A barge is a type of vessel typically used for transporting cargo. They are not independent, but “floating” vessels that are towed along other vessels. Barges have been navigating our waters just like semi-trucks navigate our highways and interstates. They’re usually found in smaller waters like rivers, lakes, or canals, but you can mostly now find them in seaports. Much like a raft, the bottom half of a barge is flat-shaped.
Freight routes: river barges
They’re usually about 200 feet long and 35 feet wide. The purpose of this flat bottom ensures that the carrying capacity has the ability to haul and transfer tremendously heavy loads.
Uses of barges
River barges have been around since the Industrial Revolution, but their use has seen quite a decline over recent years. The reason that they haven’t experienced complete
extinction is due to the fact that they can successfully transport bulk items at a lower cost than other modes of transportation. They are also available in many different sizes depending on the need. Smaller loads can be around 1400 tons with larger loads being all the way up to 2700 tons. This type of capacity is practically unmatched.
Types of River Barges
According to the American Waterway Operators Association, there are four basic types of river barges in the United States. The first is an open dry cargo barge. These sit at about 195 feet in length and can hold up to 1,530 tons. Coal, steel, ore, sand, gravel, and lumbar are usually what you’ll find being transported on these. Next, we have the inland liquid cargo tank barge that sits at 297 feet long and can hold up to one million gallons.

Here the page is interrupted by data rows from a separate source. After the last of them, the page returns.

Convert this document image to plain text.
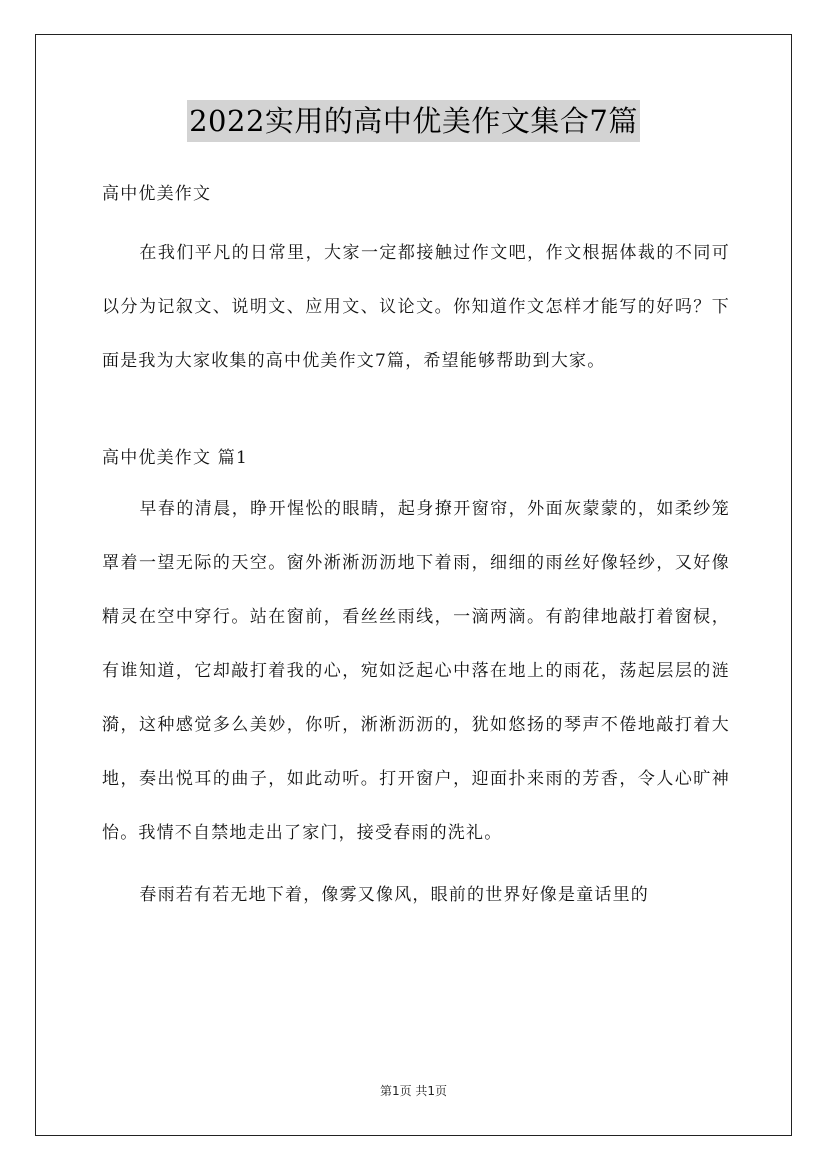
2022实用的高中优美作文集合7篇
高中优美作文

在我们平凡的日常里，大家一定都接触过作文吧，作文根据体裁的不同可以分为记叙文、说明文、应用文、议论文。你知道作文怎样才能写的好吗？下面是我为大家收集的高中优美作文7篇，希望能够帮助到大家。

高中优美作文 篇1

早春的清晨，睁开惺忪的眼睛，起身撩开窗帘，外面灰蒙蒙的，如柔纱笼罩着一望无际的天空。窗外淅淅沥沥地下着雨，细细的雨丝好像轻纱，又好像精灵在空中穿行。站在窗前，看丝丝雨线，一滴两滴。有韵律地敲打着窗棂，有谁知道，它却敲打着我的心，宛如泛起心中落在地上的雨花，荡起层层的涟漪，这种感觉多么美妙，你听，淅淅沥沥的，犹如悠扬的琴声不倦地敲打着大地，奏出悦耳的曲子，如此动听。打开窗户，迎面扑来雨的芳香，令人心旷神怡。我情不自禁地走出了家门，接受春雨的洗礼。

春雨若有若无地下着，像雾又像风，眼前的世界好像是童话里的

第1页 共1页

Petroleum products, fertilizer, and chemicals are what get carried on these guys. The covered dry cargo barge is about the same size as the open dry cargo barge (around 195 feet) but is used for other products that need to stay covered (as the name suggests). These can be products like grain, soybeans, coffee, and paper products. The coastal barge is 550 feet in length and can hold 225,000 barrels. These are used in coastal service to transport petroleum and their byproducts, as well as NASA fuel tanks. These deeper vessels can maintain better stability in ocean waters than the others.
Large capacity for a small price
12,000 miles of commercially navigable waterways are what make up the U.S. Inland Waterway System. These waterways are maintained by the U.S. Army Corps of Engineers. This maintenance consists of dredging and channel maintenance. Locks and dams are also repaired and maintained regularly being that they are so old. For example, on the Mississippi River, some of these locks and dams are old enough that they are no longer adequate for any newer or heavier barges.
Despite this, the barges provide the U.S. Supply Chain with immense capacity at an incredibly low cost. For reference, one 15-barge tow is equivalent to 1,050 trucks. According to IHS Markit
, rates for barges are almost 54% lower than rail and 95% lower than trucks. They stand only second to pipelines in being the most economical transportation mode. Furthermore, they are the safest mode with fewer spills and accidents. Traffic flow is easy as waterways typically stay open and uncongested. Pollution and noise also stay at a minimum. All and all, barges have many advantages. Even in our modern world.
The decline of barges
Although there are many advantages to the barge, one of the main reasons for its decline is its turtle pace. Traffic is slow and in an increasingly demanding society, it just doesn’t work like it once did. A trip from New Orleans to Cairo, IL can take eight full days. There’s no way around the fact that it’s one of the slowest means of transportation. With this in mind, the barge movement is now considered an alternative means of transporting goods in the states.
An important role in transportation
Barges have played an essential role in the transportation of goods for centuries and continue to play a role in the supply chain of the modern-day. Even with their general decline and disadvantage of speed, they are a low-cost/high capacity means of transportation compared to other modes of transportation.